Prof. Dr. Mustafa Büyükateş, “Ameliyat ve sonrasında tüm vücutta birikmiş olan yaklaşık 13 litre ödem sıvısı vücuttan uzaklaştırılmış oldu. Bütün bu medikasyonlar neticesinde hemodinamik olarak stabil hale gelen ve metabolizması toparlayan hasta 2 gün sonra solunum cihazından ayrıldı. 13 gün yoğun bakımda tedavisine devam edildi. Hastanın durumunun tamamen stabilize olmasıyla hasta servis takibine alındı. Servis takibinde de stabil seyreden hastamızın şifa ile taburcu olmasıplanlanmaktadır. Sağlığına kavuşan hastamızın hem kendisi hem de bebeği taburcu olacakları günü sabırsızlıkla bekliyor. Sonuç olarak; mekanik kalp kapağı bulunan hastanın hamile kalması normal şartlarda tıbben önerilmemektedir. Bu tip hastalar eğer mutlaka hamile kalmak istiyorsa kesinlikle yakın doktor takibinde olmalıdır. Kalbine metal kalp kapağı takılan bir bayanın hamile kalması ve ilaçlarını keserek hamileliği boyunca hiç ilaç almayarak herhangi bir hekim kontrolüne gitmemesi neticesinde mitral kalp kapağının hayatla bağdaşmayacak şekilde hamileliği boyunca organize pıhtı ile tamamen tıkanması neticesinde annenin ve bebeğinin hayatta kalması tıbben izah edilmekte güçlük çekilecek bir tablodur. Annenin ve bebeğin hayatını ciddi şekilde tehdit eden bir klinik tablo ile çok acil olarak ameliyata alınması ve başarılı operasyon neticesinde annenin ve bebeğin yaşaması son derece nadir bir durumdur. Hastamız, dünyada bu kadar ağır bir tablo ile ameliyata alınan ve başarılı bir operasyon ile hem annenin hem de bebeğin yaşadığı çok nadir bir vakadır” dedi.
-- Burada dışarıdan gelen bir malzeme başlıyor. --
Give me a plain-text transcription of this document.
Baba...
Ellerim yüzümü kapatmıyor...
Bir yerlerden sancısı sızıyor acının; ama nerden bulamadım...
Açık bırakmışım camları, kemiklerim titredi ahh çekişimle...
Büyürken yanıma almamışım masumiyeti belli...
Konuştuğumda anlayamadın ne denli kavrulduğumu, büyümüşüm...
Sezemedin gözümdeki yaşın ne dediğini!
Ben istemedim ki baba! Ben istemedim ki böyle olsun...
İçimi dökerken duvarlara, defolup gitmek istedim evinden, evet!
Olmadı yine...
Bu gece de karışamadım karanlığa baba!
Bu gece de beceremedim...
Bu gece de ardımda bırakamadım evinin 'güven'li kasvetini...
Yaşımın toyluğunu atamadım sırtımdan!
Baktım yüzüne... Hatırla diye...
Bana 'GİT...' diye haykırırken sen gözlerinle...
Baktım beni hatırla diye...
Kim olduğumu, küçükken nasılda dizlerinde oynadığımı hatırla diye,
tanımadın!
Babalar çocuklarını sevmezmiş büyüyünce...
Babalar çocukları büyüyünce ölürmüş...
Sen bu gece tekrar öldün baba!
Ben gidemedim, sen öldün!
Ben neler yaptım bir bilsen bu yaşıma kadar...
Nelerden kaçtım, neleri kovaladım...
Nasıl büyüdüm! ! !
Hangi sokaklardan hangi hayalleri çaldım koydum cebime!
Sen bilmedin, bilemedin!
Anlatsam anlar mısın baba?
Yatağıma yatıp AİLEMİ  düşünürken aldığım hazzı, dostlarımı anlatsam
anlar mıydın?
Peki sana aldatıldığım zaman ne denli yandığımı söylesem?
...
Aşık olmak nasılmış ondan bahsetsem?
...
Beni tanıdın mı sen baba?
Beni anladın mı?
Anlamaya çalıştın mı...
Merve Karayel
Geçirdiği ameliyat sonrası konuşmakta güçlük çeken 24 yaşındaki ev hanımı anne Tuğçe Akdemir de, “Sadece bebek çok istiyordum” dedi. Kasaplık yapan 26 yaşındaki baba Mahmut Akdemir ise, “Bebeği çok istiyordu. Olacak şeyleri bekliyorduk gibi bir şeydi. Son zamanlar artık iyice korkmuştuk. Birbirimizle konuşuyorduk bir sıkıntı olmasın doktora gidelim, bir şey olur filan… Eşim de ‘Allah’a sığınıyorum’ diyordu sürekli, ‘İnşallah bir şey olmaz’ diyordu. En son safhaya geldiğimizde Niğde’de birkaç hastaneye gittik onlar müdahale edemedi. Buraya sevk ettiler Konya’ya, Mustafa hoca ve ekibi müdahale etti. Zamanla yarıştılar resmen o gün ben de buradaydım çok iyi şeyler oldu” ifadelerini kullandı.
Öte yandan, Tuğçe Akdemir ve Mahmut Akdemir çifti dünyaya gelen kız çocuklarına Yüsra Nur ismini koydu.